Kosher salt
2 lbs. uncooked frozen haricot verts, trimmed of stems and cut into 2-to-3-inch pieces
1/2 lb. unsalted butter
6 oz. sliced shiitake mushroom caps, about 1½ cups
8 oz. sliced yellow onion, about 2 cups
2 garlic cloves, grated on a microplane or minced very fine
1 Tbs. + 1 tsp. curry powder (Javin brand preferred)*
1/2 tsp. turmeric
1/2 tsp. white pepper
1/4 tsp. cayenne pepper
1½ cups all-purpose flour
4 cups whole milk
1 cup heavy cream
2 Tbs. mushroom powder (Totole brand preferred)*
1 tsp. light brown sugar
1/2 Tbs. kosher salt
1/2 Tbs. mushroom-flavored dark soy (Pearl River Bridge brand preferred)*
1 can French’s crispy fried onions (2.8 oz, or to taste)
Preheat an oven to 350°F.
Prepare an ice bath in a large container with equal parts cold water and ice.
Bring six quarts of water to a boil in a large stock pot.
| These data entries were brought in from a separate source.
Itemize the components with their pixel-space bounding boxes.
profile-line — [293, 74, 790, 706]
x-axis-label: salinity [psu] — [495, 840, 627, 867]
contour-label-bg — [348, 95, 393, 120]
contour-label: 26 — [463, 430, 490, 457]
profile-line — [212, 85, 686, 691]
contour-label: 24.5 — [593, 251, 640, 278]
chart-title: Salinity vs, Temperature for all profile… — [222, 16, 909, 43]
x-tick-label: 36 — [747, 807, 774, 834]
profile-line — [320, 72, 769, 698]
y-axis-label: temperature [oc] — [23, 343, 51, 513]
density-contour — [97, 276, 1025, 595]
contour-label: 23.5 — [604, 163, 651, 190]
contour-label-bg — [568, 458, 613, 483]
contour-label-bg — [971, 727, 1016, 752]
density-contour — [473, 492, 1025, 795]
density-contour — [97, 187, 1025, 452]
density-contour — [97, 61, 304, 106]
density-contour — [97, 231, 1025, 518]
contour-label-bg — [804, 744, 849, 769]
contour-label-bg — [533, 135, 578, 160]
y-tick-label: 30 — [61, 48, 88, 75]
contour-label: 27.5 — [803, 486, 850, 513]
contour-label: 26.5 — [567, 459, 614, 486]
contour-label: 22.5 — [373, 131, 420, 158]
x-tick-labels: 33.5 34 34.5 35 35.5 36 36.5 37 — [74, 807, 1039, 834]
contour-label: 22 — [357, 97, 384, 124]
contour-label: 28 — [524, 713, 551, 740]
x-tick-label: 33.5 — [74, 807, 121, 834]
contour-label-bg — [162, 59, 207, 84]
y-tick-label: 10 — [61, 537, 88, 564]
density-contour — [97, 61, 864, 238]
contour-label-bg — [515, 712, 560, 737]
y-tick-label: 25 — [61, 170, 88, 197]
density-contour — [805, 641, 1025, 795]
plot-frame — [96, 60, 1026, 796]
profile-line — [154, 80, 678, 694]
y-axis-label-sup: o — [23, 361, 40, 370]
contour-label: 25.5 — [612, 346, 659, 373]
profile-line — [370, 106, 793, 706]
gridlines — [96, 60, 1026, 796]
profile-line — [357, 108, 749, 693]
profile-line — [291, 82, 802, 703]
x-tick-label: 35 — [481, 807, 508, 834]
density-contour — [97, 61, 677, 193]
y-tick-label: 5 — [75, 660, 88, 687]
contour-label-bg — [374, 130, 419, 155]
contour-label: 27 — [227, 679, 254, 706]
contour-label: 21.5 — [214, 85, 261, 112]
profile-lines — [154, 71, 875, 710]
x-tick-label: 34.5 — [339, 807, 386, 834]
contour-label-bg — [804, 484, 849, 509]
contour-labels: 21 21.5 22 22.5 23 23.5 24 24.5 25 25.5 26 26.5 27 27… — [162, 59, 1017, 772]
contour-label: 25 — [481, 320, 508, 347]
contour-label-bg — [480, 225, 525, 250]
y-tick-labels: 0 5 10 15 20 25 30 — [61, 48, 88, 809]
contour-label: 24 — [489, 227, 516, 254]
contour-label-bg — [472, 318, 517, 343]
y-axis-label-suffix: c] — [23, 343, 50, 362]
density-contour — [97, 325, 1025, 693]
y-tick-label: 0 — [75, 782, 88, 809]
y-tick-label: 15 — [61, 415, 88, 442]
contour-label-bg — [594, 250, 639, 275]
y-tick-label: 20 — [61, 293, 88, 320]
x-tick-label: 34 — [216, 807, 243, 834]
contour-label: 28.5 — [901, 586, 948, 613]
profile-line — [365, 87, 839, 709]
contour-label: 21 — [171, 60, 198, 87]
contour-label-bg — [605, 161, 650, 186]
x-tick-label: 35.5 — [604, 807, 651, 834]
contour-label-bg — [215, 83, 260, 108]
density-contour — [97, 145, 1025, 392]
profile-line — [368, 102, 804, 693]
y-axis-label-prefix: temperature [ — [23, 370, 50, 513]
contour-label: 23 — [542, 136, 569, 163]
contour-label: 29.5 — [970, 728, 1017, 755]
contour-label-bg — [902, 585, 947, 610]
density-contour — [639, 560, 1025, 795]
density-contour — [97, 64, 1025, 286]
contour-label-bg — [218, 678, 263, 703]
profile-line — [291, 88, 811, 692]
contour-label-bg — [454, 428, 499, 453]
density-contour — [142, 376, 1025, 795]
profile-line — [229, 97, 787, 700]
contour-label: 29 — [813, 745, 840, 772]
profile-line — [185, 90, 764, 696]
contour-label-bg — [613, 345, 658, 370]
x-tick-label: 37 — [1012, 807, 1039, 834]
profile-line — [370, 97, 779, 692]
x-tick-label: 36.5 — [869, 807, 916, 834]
Salt the water heavily (think ocean salty). Drop the haricot verts in the boiling water for 30 seconds. Drain and immediately put them in the ice bath to stop the cooking process. Drain well and set aside.
Melt the butter in a large saucepan over medium heat until it begins to foam, being careful not to let it brown. Add the mushrooms and sauté until they release most of their liquid and begin to brown, five to 10 minutes. Add the onions and garlic and sauté until the onions are softened and translucent, about five minutes. Add the curry powder, turmeric, white pepper, and cayenne pepper. Stirring, toast the spices until fragrant, then add the flour to the pan. Stirring constantly, lightly toast the flour for about five minutes.
Little by little, stir in the cold milk, being sure to work out any clumps. Cook until thickened but not boiling (the liquid should reach between 170 and 180°F.) Stir in the heavy cream, mushroom powder, brown sugar, salt, and dark soy.
Stir the haricot verts into the hot sauce and pour it all into a greased 9x13-inch casserole dish. Bake in the preheated oven for 30 minutes. Top with French’s onions and bake for an additional 10 minutes. Remove from the oven and cool at room temperature for 15 minutes before enjoying.
Pro Tip: You can source the suggested ingredient brands online, but Corrie and Shuai prefer to shop local. Find their picks at Asian supermarkets, such as H&L on Rivers Avenue and India Spice on Old Towne Road.
Do not replace the dark soy with regular soy, warns Corrie. “Dark soy has a much lower salt content and is meant to add color and depth rather than seasoning. Regular soy will make your sauce too salty!”